380s, 700s now 800s. Can't remember other stock having so much trouble with commissioning.
Have there been many issues with commissioning the class 800 series trains? I haven't seen anything major reported: As far as I am aware, it looks as if the first trains are still likely to be accepted by the operator on schedule in around two months time as per the terms of the Great Western franchise agreement.
With regard to the class 380s, their teething troubles seemed somewhat less significant than those that plagued their, in some respects, forerunners the class 303s, which suffered from a spectacular series of transformer explosions in their first weeks of service that saw the whole fleet withdrawn from service!
Class 87s and 90s had a quick spin with half a dozen coaches in tow and they were into traffic the next day. Is this the result of buying 'foreign' or just over complicated electronically?
Class 87s and 90s were both fairly straightforward developments of existing traction and technology (The latter being developed as an evolution of the former, and the groundwork for thyristor control having been laid by 87101 some years previously), and even the early examples of class 90 underwent a period of pre-service testing of several months before examples of the class entered service.
Preliminary?
The first set arrived over two years ago last week.
Someone is paying a bomb for all this testing.
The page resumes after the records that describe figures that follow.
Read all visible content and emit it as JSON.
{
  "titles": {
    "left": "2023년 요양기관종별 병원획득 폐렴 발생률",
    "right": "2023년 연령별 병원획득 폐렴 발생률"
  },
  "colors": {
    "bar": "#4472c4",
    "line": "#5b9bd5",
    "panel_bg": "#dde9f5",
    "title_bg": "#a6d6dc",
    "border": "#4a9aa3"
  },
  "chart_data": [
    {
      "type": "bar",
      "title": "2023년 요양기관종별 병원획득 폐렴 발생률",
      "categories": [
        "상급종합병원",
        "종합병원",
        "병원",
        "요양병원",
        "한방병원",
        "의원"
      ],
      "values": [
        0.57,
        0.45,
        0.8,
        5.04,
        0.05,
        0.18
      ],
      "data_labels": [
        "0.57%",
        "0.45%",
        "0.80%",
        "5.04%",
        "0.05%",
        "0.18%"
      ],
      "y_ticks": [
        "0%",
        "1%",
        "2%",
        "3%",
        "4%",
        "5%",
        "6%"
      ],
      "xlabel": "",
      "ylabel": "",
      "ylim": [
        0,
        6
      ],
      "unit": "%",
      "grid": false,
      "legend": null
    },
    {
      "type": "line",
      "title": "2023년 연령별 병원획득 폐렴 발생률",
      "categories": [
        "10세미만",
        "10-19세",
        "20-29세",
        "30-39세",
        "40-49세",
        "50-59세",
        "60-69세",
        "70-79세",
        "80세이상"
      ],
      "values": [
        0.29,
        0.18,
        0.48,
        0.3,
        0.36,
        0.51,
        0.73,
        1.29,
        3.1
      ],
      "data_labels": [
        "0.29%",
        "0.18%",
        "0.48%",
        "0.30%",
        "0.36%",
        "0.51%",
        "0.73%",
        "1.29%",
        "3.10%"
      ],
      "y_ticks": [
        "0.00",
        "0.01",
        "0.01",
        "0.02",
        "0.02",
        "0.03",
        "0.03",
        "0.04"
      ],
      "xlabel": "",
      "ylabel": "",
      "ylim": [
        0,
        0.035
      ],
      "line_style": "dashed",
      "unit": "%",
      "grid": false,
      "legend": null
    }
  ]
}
The stuff has been built, so money has changed hands in the supply chain, but the trains still aren't earning.
While the class 800 series units are part of the same family of trains as the existing class 395, there's a lot of unproven features that need to be tested, key amongst these being the trains bi-mode capability of the trains and any potential electrical interference issues. Remember that the last national programme of new Intercity trains, the HST, undertook three years of testing from the release from works of a prototype train in June 1972 to it entering regular passenger service in May 1975 (Actually two and a half years of testing admittedly, as the train was the subject of a union dispute over double manning until December 1972), and over a year more until the first production train entered passenger service.
During the last major main line electrification project, of the ECML nearly thirty years ago, the first batch of ten class 91s also spent around twelve months undergoing testing between delivery of the first loco and the class entering passenger service.